Random forests as an exploratory tool for eye-movement control in reading, Victor Kuperman, PhD
Abstract: Decades of research have amassed an impressive body of knowledge on sources of variability in eye-movement control in reading. Major sources include text characteristics (i.e. properties of letters, morphemes, words, sentences, or passages) and participant characteristics (clinical status, age, reading experience, IQ, working memory, etc.). As a result, word length, frequency of occurrence and predictability in context – and more recently, component skills of reading (Reichle et al., 2013) – are routinely used as benchmark predictors of eye-movements and core parameters of computational models of eye-movement control (Reichle et al., 2006; Engbert, 2005).

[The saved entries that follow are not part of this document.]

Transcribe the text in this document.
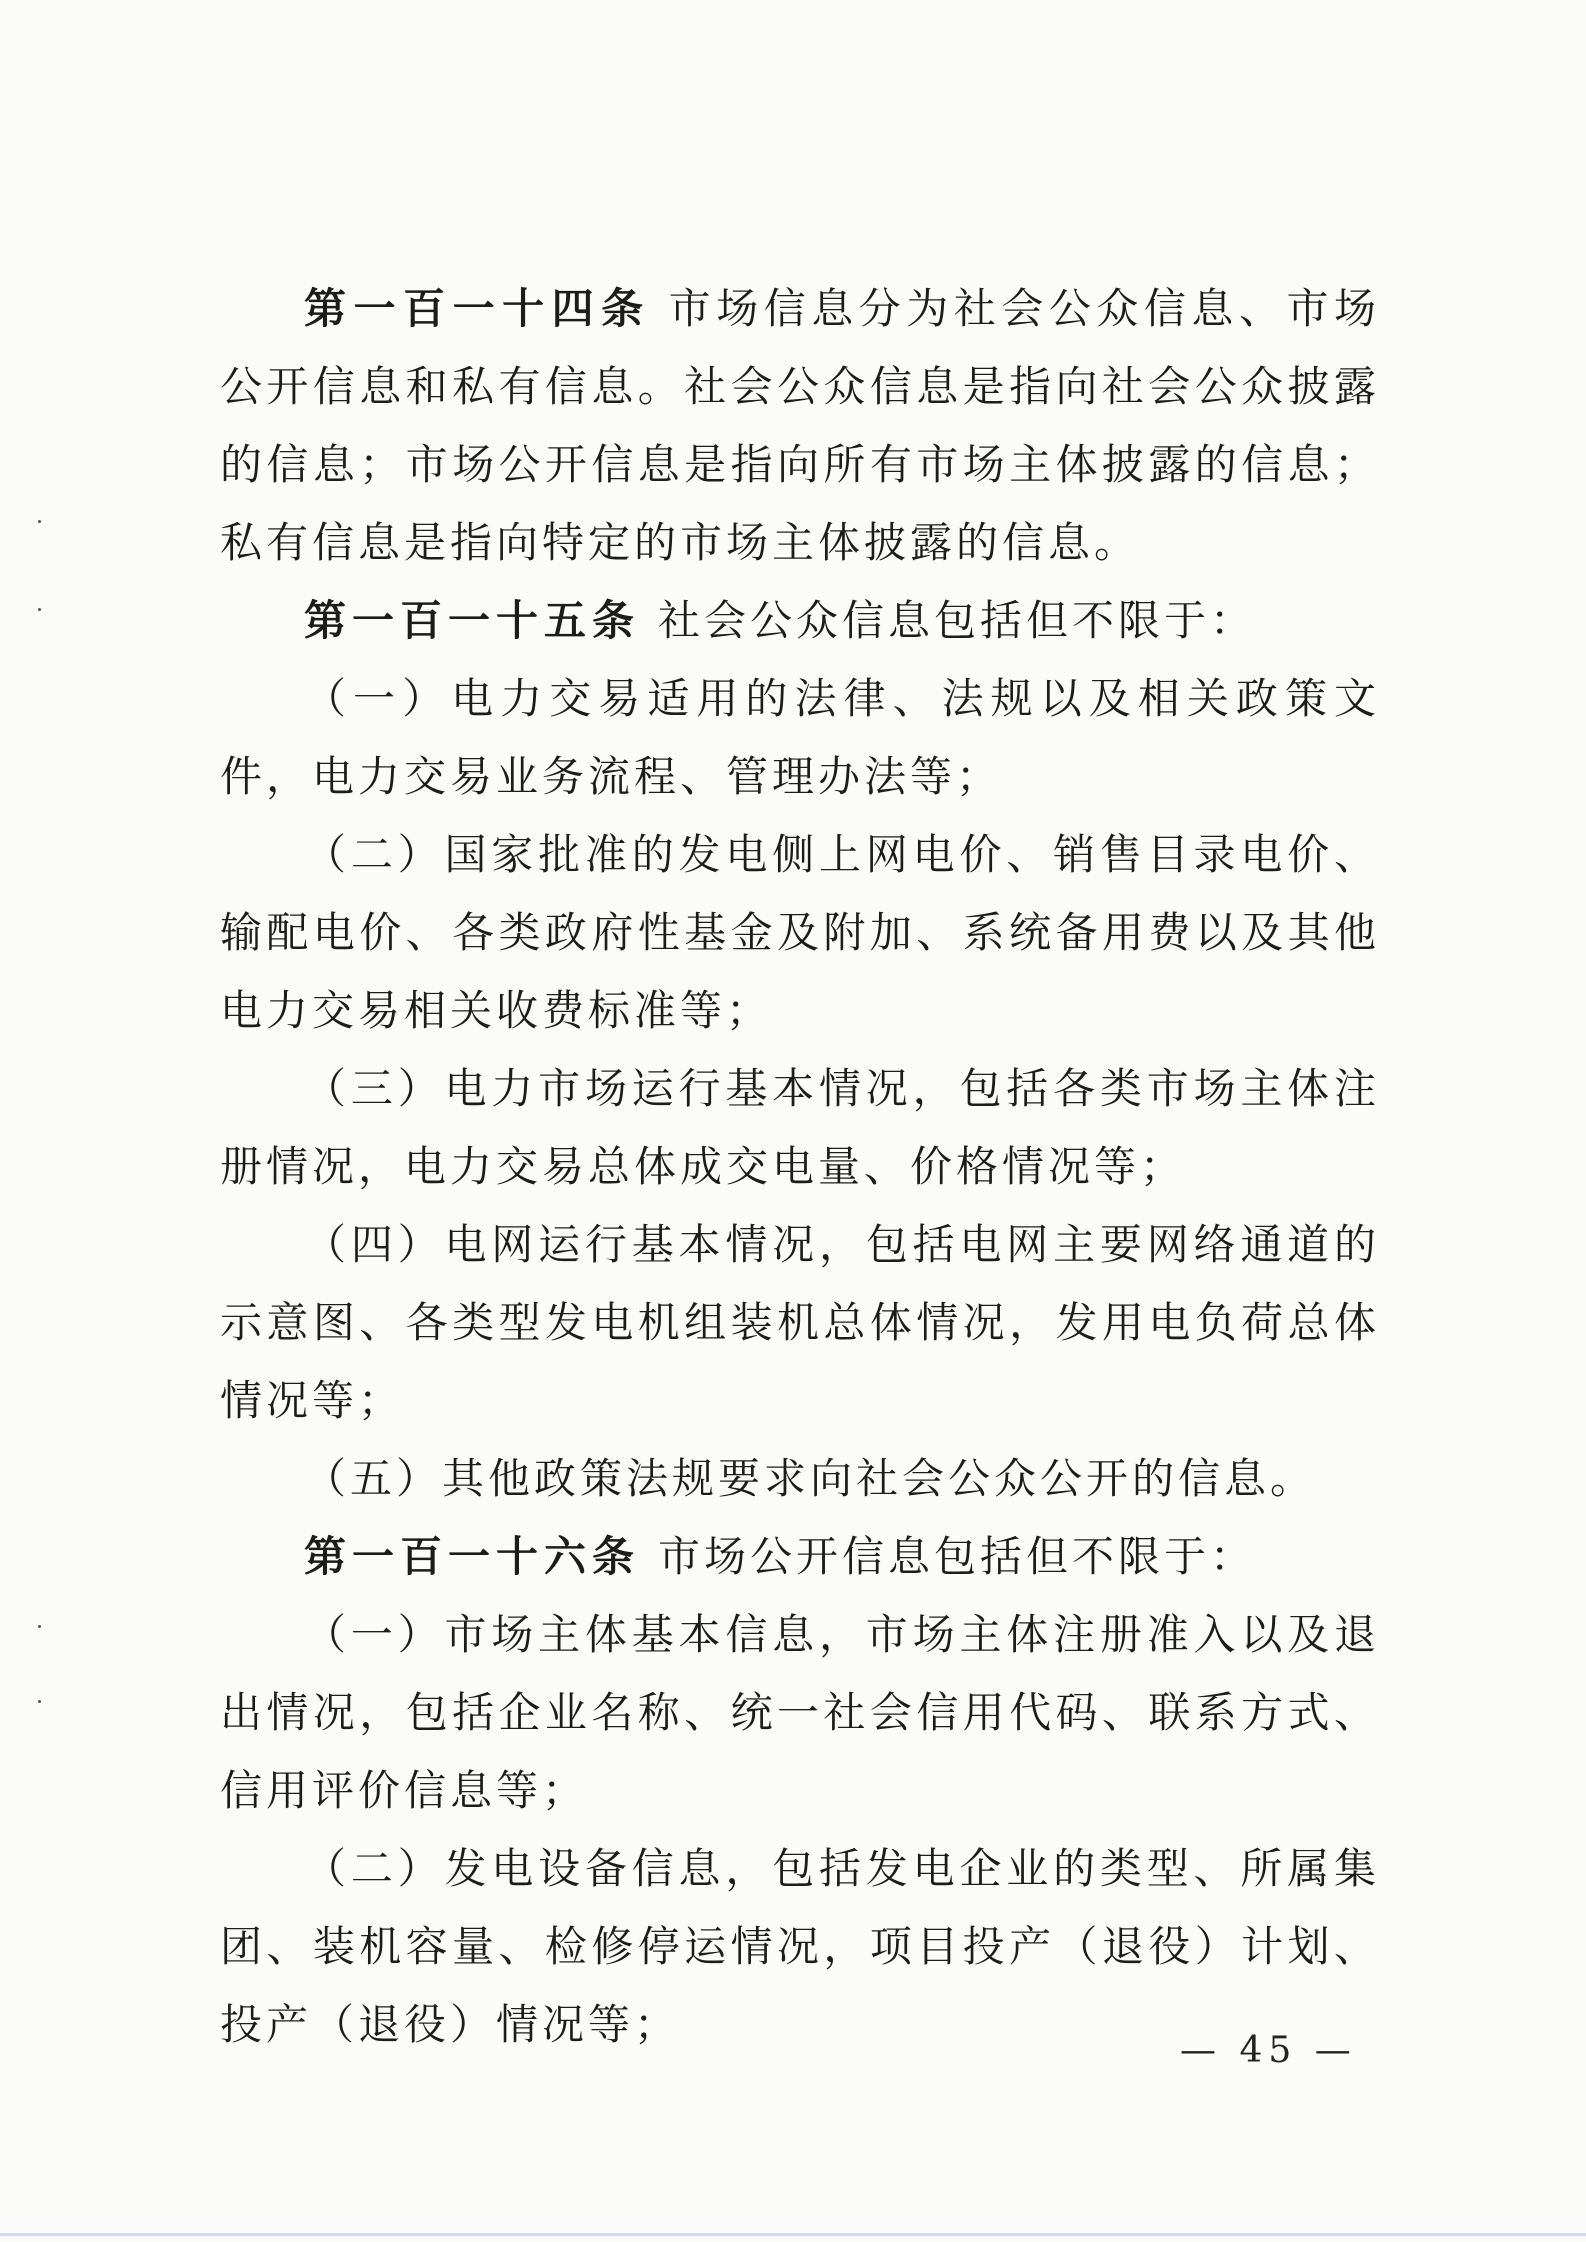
第一百一十四条 市场信息分为社会公众信息、市场公开信息和私有信息。社会公众信息是指向社会公众披露的信息；市场公开信息是指向所有市场主体披露的信息；私有信息是指向特定的市场主体披露的信息。

第一百一十五条 社会公众信息包括但不限于：

（一）电力交易适用的法律、法规以及相关政策文件，电力交易业务流程、管理办法等；

（二）国家批准的发电侧上网电价、销售目录电价、输配电价、各类政府性基金及附加、系统备用费以及其他电力交易相关收费标准等；

（三）电力市场运行基本情况，包括各类市场主体注册情况，电力交易总体成交电量、价格情况等；

（四）电网运行基本情况，包括电网主要网络通道的示意图、各类型发电机组装机总体情况，发用电负荷总体情况等；

（五）其他政策法规要求向社会公众公开的信息。

第一百一十六条 市场公开信息包括但不限于：

（一）市场主体基本信息，市场主体注册准入以及退出情况，包括企业名称、统一社会信用代码、联系方式、信用评价信息等；

（二）发电设备信息，包括发电企业的类型、所属集团、装机容量、检修停运情况，项目投产（退役）计划、投产（退役）情况等；

— 45 —
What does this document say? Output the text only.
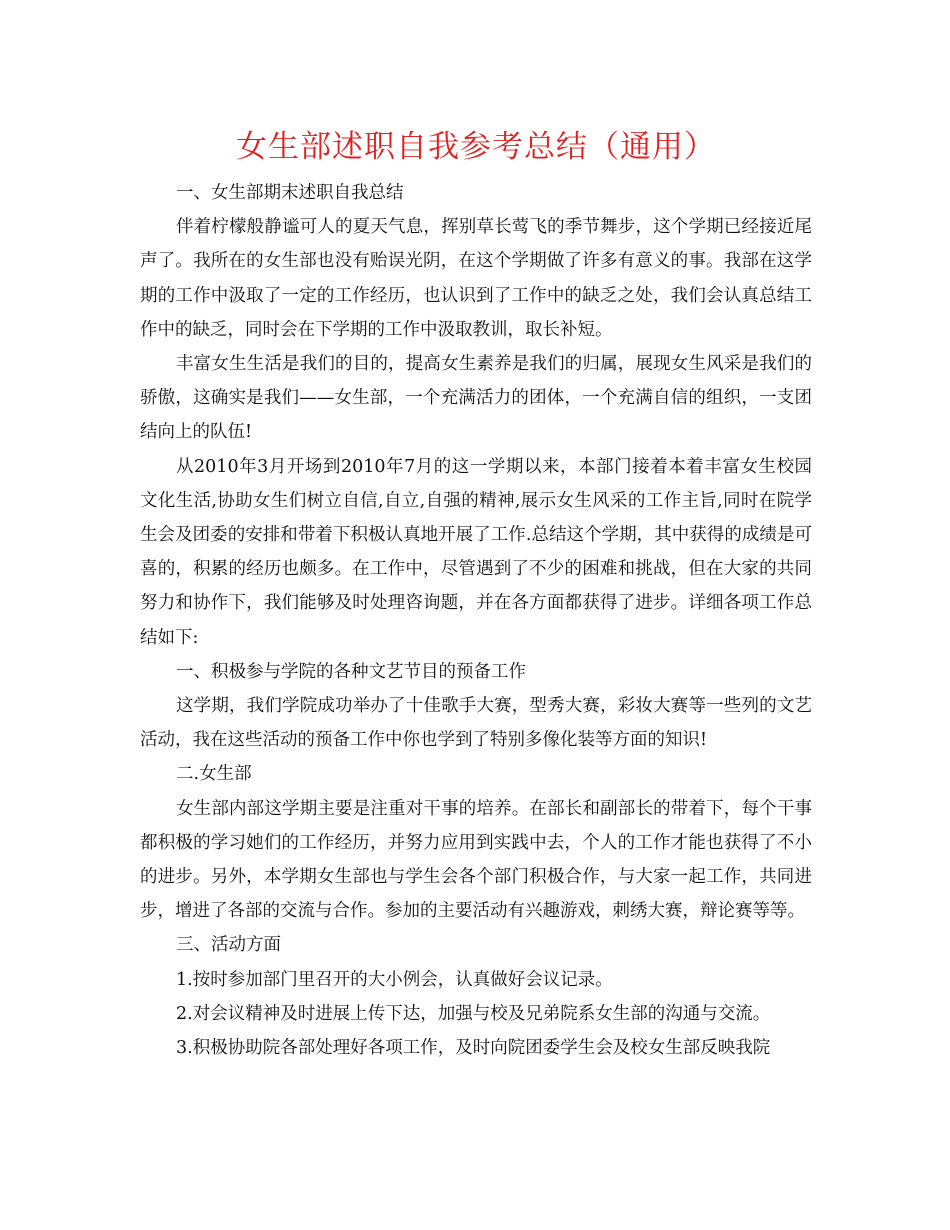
女生部述职自我参考总结（通用）

一、女生部期末述职自我总结

伴着柠檬般静谧可人的夏天气息，挥别草长莺飞的季节舞步，这个学期已经接近尾声了。我所在的女生部也没有贻误光阴，在这个学期做了许多有意义的事。我部在这学期的工作中汲取了一定的工作经历，也认识到了工作中的缺乏之处，我们会认真总结工作中的缺乏，同时会在下学期的工作中汲取教训，取长补短。

丰富女生生活是我们的目的，提高女生素养是我们的归属，展现女生风采是我们的骄傲，这确实是我们——女生部，一个充满活力的团体，一个充满自信的组织，一支团结向上的队伍!

从2010年3月开场到2010年7月的这一学期以来，本部门接着本着丰富女生校园文化生活,协助女生们树立自信,自立,自强的精神,展示女生风采的工作主旨,同时在院学生会及团委的安排和带着下积极认真地开展了工作.总结这个学期，其中获得的成绩是可喜的，积累的经历也颇多。在工作中，尽管遇到了不少的困难和挑战，但在大家的共同努力和协作下，我们能够及时处理咨询题，并在各方面都获得了进步。详细各项工作总结如下:

一、积极参与学院的各种文艺节目的预备工作

这学期，我们学院成功举办了十佳歌手大赛，型秀大赛，彩妆大赛等一些列的文艺活动，我在这些活动的预备工作中你也学到了特别多像化装等方面的知识!

二.女生部

女生部内部这学期主要是注重对干事的培养。在部长和副部长的带着下，每个干事都积极的学习她们的工作经历，并努力应用到实践中去，个人的工作才能也获得了不小的进步。另外，本学期女生部也与学生会各个部门积极合作，与大家一起工作，共同进步，增进了各部的交流与合作。参加的主要活动有兴趣游戏，刺绣大赛，辩论赛等等。

三、活动方面

1.按时参加部门里召开的大小例会，认真做好会议记录。

2.对会议精神及时进展上传下达，加强与校及兄弟院系女生部的沟通与交流。

3.积极协助院各部处理好各项工作，及时向院团委学生会及校女生部反映我院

However, little effort has been allocated to establishing how important individual predictors or (sets of predictors) of eye-movements are relative to other predictors (or other sets). Yet such information is crucial for highlighting which aspects of linguistic complexity and individual ability and skill are central for efficient reading and when in the time-course of reading they are engaged.
I will present a study in which the non-parametric machine-learning technique of random forests evaluates the relative importance of a large set of text-related and participant-related variables as predictors of eye-movements and comprehension scores observed during text reading. I will demonstrate the utility of this method both for the comprehensive description of individual differences and language-driven variability in reading behavior unfolding over time, and for the generation of specific hypotheses that can be pursued with the confirmatory analysis.